Designing trust into an AI-generated home value
My Role
- Led quant and qual research end-to-end (self-initiated)
- Built interactive low-code prototype
- Mentored MBA intern on implementation and analysis
- Created design patterns for AI transparency
Problem - AI’s impact on people
As UX Researcher at Zillow, I was responsible for customer feedback. One recurring signal was impossible to ignore: the Zestimate, Zillow’s AI-generated estimate of a home’s value, was one of the most complained-about parts of the product.
This mattered because Zillow wanted homeowners to come back regularly to track their home value. But if homeowners believed the Zestimate was inaccurate, or worse, personally insulting, why would they trust Zillow as the place to understand their home?

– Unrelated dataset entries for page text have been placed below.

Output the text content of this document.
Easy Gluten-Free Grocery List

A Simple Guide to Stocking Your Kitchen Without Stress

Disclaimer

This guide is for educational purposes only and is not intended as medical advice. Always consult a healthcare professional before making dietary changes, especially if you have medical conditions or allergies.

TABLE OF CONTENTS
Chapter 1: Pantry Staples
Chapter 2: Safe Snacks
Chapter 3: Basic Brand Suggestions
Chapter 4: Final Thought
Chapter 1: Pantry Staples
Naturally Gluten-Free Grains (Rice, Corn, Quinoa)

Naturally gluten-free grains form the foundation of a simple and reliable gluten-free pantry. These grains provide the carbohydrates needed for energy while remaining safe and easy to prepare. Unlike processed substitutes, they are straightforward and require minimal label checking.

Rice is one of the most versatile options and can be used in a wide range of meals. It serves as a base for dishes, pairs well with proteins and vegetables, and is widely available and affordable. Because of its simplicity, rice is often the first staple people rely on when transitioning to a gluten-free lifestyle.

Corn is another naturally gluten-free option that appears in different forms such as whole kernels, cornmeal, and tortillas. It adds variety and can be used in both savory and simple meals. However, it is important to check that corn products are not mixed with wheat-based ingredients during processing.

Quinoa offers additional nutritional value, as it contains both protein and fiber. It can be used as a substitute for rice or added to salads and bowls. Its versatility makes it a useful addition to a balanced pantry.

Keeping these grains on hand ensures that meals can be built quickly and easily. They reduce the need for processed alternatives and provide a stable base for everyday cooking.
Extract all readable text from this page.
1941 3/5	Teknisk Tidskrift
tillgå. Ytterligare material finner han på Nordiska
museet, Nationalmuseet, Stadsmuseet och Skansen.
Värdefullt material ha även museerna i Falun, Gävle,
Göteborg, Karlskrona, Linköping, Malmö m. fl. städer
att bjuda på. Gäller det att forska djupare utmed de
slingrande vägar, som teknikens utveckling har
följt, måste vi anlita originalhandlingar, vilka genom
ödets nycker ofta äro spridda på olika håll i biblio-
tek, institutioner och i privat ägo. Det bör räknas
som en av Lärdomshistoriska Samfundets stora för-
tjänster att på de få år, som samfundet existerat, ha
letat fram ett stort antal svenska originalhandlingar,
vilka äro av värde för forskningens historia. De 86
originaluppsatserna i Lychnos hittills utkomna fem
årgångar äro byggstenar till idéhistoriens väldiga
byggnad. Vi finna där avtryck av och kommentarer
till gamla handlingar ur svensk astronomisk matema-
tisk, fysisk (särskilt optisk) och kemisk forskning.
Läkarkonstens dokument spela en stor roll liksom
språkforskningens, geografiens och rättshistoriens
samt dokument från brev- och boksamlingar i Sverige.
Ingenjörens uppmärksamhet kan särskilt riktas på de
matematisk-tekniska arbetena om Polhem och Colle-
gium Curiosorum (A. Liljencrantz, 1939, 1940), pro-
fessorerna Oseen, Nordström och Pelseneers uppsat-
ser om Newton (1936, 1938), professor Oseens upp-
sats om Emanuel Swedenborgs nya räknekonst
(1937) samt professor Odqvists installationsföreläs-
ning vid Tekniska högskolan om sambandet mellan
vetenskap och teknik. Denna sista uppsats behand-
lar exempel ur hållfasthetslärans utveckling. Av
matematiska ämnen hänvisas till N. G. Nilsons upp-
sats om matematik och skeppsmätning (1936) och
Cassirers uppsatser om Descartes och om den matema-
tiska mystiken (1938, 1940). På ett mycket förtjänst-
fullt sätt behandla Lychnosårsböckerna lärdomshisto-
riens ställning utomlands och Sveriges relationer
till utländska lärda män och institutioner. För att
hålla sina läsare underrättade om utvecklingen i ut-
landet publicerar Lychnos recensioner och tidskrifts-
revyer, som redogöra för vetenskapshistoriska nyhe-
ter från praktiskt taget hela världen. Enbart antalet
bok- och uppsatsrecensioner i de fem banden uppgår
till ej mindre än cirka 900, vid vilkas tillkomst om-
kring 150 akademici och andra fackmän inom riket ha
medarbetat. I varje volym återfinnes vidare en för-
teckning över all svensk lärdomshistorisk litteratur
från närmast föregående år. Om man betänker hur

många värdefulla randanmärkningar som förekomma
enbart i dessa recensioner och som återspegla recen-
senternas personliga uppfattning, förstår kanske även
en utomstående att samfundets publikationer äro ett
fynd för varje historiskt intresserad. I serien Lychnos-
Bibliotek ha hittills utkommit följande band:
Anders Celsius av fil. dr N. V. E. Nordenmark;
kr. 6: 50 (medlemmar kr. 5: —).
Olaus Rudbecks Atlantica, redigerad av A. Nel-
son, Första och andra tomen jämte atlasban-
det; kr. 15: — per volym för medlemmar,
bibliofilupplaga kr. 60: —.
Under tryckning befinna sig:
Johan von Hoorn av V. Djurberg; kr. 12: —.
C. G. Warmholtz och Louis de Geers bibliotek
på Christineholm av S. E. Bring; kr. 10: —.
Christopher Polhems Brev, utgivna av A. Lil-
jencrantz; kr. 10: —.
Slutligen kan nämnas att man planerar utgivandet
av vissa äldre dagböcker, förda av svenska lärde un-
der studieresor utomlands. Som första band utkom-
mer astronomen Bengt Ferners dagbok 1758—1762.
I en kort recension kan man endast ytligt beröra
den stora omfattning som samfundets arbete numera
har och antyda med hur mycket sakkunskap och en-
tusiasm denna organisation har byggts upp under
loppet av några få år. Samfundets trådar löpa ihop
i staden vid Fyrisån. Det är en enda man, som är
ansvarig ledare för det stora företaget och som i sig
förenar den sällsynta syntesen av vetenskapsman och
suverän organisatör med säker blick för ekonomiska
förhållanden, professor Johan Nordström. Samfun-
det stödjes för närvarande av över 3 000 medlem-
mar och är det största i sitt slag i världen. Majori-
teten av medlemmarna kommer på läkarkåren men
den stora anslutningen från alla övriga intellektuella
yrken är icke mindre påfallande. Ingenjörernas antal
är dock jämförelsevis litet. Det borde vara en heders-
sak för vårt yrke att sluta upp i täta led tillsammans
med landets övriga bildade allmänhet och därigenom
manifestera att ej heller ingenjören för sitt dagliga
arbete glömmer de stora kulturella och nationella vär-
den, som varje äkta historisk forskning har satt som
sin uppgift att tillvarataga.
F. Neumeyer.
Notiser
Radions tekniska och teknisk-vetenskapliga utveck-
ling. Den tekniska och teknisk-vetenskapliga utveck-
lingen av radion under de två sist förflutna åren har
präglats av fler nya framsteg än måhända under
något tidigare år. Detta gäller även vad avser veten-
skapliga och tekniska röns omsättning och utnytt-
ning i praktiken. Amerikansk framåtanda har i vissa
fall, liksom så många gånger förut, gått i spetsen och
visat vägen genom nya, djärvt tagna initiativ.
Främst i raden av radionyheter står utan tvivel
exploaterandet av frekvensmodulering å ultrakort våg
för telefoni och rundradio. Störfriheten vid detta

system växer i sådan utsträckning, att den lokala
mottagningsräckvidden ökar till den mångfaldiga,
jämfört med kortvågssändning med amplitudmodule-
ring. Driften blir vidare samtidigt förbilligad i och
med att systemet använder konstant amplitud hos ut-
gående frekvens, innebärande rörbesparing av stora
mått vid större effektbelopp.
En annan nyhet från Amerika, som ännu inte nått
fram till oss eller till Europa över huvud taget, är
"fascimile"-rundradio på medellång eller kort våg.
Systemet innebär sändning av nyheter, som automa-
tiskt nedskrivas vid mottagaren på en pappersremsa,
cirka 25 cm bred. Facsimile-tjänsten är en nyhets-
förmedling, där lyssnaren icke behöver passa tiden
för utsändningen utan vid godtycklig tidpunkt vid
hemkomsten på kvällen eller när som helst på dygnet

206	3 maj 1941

I led a research and prototyping effort to understand the gap between how the Zestimate worked and how homeowners expected it to work. I ran qualitative studies to learn how people estimated their own home value, how they thought the Zestimate was calculated, and why they felt it was wrong. I also designed a quantitative survey using randomly generated hypothetical homes to measure how accurate users expected the Zestimate to be.
Findings
The quant survey showed that homeowners expected the Zestimate to be accurate to roughly the ten-thousands digit, even across very different home prices.
My qual research found that homeowners assumed the Zestimate worked like an appraiser: first starting with comparable homes, then adjusting up or down based on meaningful differences like remodels, finishes, and home features.
But in reality, the Zestimate could not always account for the individual features homeowners cared most about, and Zillow did not clearly show the comparable homes or model inputs behind the number.
Prototyping and testing
Based on this work, I proposed and tested two product directions. First, I created an interactive low-code prototype for a comparative market analysis tool that let homeowners pick their own comps and self-calculate a home value. If their estimate matched the Zestimate, it built trust in the Zestimate; if it differed, Zillow still helped them understand their home’s value. Second, I worked with designers to redesign how the Zestimate was explained, including showing the submodels and comparable homes that contributed to the estimate.
Design patterns
I also created a set of patterns and heuristics for presenting AI-derived insights at Zillow, including: explain how a number was calculated, provide examples that reinforce users’ mental models, let users drill down into the raw data, and provide recourse when the AI is wrong.
Impact
The result was a shift from “make the AI estimate seem right” to “help homeowners reason about value.” The work increased trust in Zillow and the Zestimate, reduced complaints, and created reusable guidance for designing transparent AI-backed data products.